Introduction
Bladder cancer is the most common urinary tract cancer with 10,000 new UK diagnoses annually. The current diagnostic test for Non muscle-invasive Bladder Cancer (NMIBC) patients requires cystoscopy which is invasive, uncomfortable and time consuming. This requires lifelong monitoring for many patients thus being one of the most expensive cancers to manage.
The major clinical problem is the 40% risk of recurrence within 3 years.
Herein, lies the unique translational opportunity of mitochondrial DNA (mtDNA). During ageing mtDNA accumulates mutations that can lead to disease. Tumour cells are readily shed into urine, suggesting a urine sample could be used for non-invasive testing, to detect bladder cancer recurrence. We therefore propose to identify a tumour biomarker, or “barcode” to be used to detect tumour cells within urine.
Patient Cohort
Clinical samples were received from twelve NMIBC patients within Urology at Freeman Hospital, Newcastle, UK undergoing Radical Cystectomy. Fresh resected NMIBC tissue: tumour, adjacent normal, matched blood and voided urine were collected. In cases of tumour multifocality a separate biopsy of the distinct lesion was taken.
Methods
Urine was separated by centrifugation into cell-free and cell pellet. Blood was separated by centrifugation into plasma, buffy coat and red blood cells. Primary tissue was cut in half and two workflows performed. Half of the tissue was snap frozen and the other half was fixed in formalin, processed and embedded into a formalin fixed paraffin embedded block. Bladder tissue sections were also cut, stained and tumour content scored by a Pathologist. DNA was extracted from each derivative and the whole mtDNA genome amplified by long range PCR for Next Generation Sequencing to detect mtDNA variants.
Results
mtDNA mutations are tumour specific and absent from cells in the patient’s normal bladder lining.
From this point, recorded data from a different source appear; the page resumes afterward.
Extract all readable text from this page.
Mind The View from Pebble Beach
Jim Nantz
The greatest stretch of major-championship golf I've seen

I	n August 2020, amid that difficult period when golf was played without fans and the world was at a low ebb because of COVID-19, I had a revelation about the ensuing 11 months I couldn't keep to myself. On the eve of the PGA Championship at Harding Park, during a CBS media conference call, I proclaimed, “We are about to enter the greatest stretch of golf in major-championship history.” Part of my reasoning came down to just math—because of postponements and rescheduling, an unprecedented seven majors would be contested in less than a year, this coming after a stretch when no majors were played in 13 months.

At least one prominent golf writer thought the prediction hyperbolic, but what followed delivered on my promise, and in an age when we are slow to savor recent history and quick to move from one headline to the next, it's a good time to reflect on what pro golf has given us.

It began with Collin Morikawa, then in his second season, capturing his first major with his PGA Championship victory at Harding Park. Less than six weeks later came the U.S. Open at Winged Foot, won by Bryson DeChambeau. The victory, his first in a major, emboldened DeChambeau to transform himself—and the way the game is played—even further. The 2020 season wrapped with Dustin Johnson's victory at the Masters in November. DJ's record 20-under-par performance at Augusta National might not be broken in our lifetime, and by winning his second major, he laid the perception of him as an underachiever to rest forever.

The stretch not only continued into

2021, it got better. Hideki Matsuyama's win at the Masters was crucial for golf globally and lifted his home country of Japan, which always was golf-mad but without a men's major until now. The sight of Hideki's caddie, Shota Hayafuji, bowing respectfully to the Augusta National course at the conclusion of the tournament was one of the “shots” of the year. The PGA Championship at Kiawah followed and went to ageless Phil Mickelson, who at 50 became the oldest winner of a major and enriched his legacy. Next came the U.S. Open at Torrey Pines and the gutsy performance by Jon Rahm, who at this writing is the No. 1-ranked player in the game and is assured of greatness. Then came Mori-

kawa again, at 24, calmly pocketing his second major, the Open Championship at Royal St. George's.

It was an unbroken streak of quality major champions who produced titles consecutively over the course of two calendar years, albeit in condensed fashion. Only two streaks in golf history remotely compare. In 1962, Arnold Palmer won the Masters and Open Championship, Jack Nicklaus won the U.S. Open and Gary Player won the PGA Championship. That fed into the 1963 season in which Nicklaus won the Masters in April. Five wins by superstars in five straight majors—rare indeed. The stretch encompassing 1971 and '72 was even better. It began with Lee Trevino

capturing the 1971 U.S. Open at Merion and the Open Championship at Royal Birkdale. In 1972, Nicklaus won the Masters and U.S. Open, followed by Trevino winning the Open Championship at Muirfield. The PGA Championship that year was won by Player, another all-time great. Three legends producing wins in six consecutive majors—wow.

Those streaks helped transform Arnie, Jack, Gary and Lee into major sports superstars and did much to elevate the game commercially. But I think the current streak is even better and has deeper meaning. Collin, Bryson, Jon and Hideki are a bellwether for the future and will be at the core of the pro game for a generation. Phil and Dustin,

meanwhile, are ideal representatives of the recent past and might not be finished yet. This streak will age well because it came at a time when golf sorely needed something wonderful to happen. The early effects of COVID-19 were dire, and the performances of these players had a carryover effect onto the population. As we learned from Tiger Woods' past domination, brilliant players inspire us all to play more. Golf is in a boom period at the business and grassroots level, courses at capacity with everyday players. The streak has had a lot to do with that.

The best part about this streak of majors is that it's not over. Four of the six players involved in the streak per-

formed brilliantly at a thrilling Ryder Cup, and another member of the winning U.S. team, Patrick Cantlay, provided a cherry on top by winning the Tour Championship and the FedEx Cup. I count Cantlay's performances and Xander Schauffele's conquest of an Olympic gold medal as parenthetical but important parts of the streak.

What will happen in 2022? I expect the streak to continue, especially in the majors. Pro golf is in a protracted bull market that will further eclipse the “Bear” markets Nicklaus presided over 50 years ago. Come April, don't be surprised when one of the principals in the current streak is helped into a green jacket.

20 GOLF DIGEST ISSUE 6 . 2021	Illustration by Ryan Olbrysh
Tumour specific mtDNA variants were identified from patient’s bladder tumour tissue and confirmed within the patient’s cellular urine and cell-free urine compartment.
Conclusions
Currently there are no bladder urinary biomarkers in routine clinical use to detect tumour cells. Urine however, provides a non-invasive liquid biopsy of bladder tumour mtDNA. The mitochondrial genome can be detected, reliably amplified and sequenced from both cellular and non-cellular components of urine.
mtDNA variants are credibly confirmed in patients matched urine and bladder tumour. The absence of mtDNA variants can be identified from germline DNA and normal urothelial allowing lineage tracing of mtDNA mutations to determine Bladder Cancer recurrence.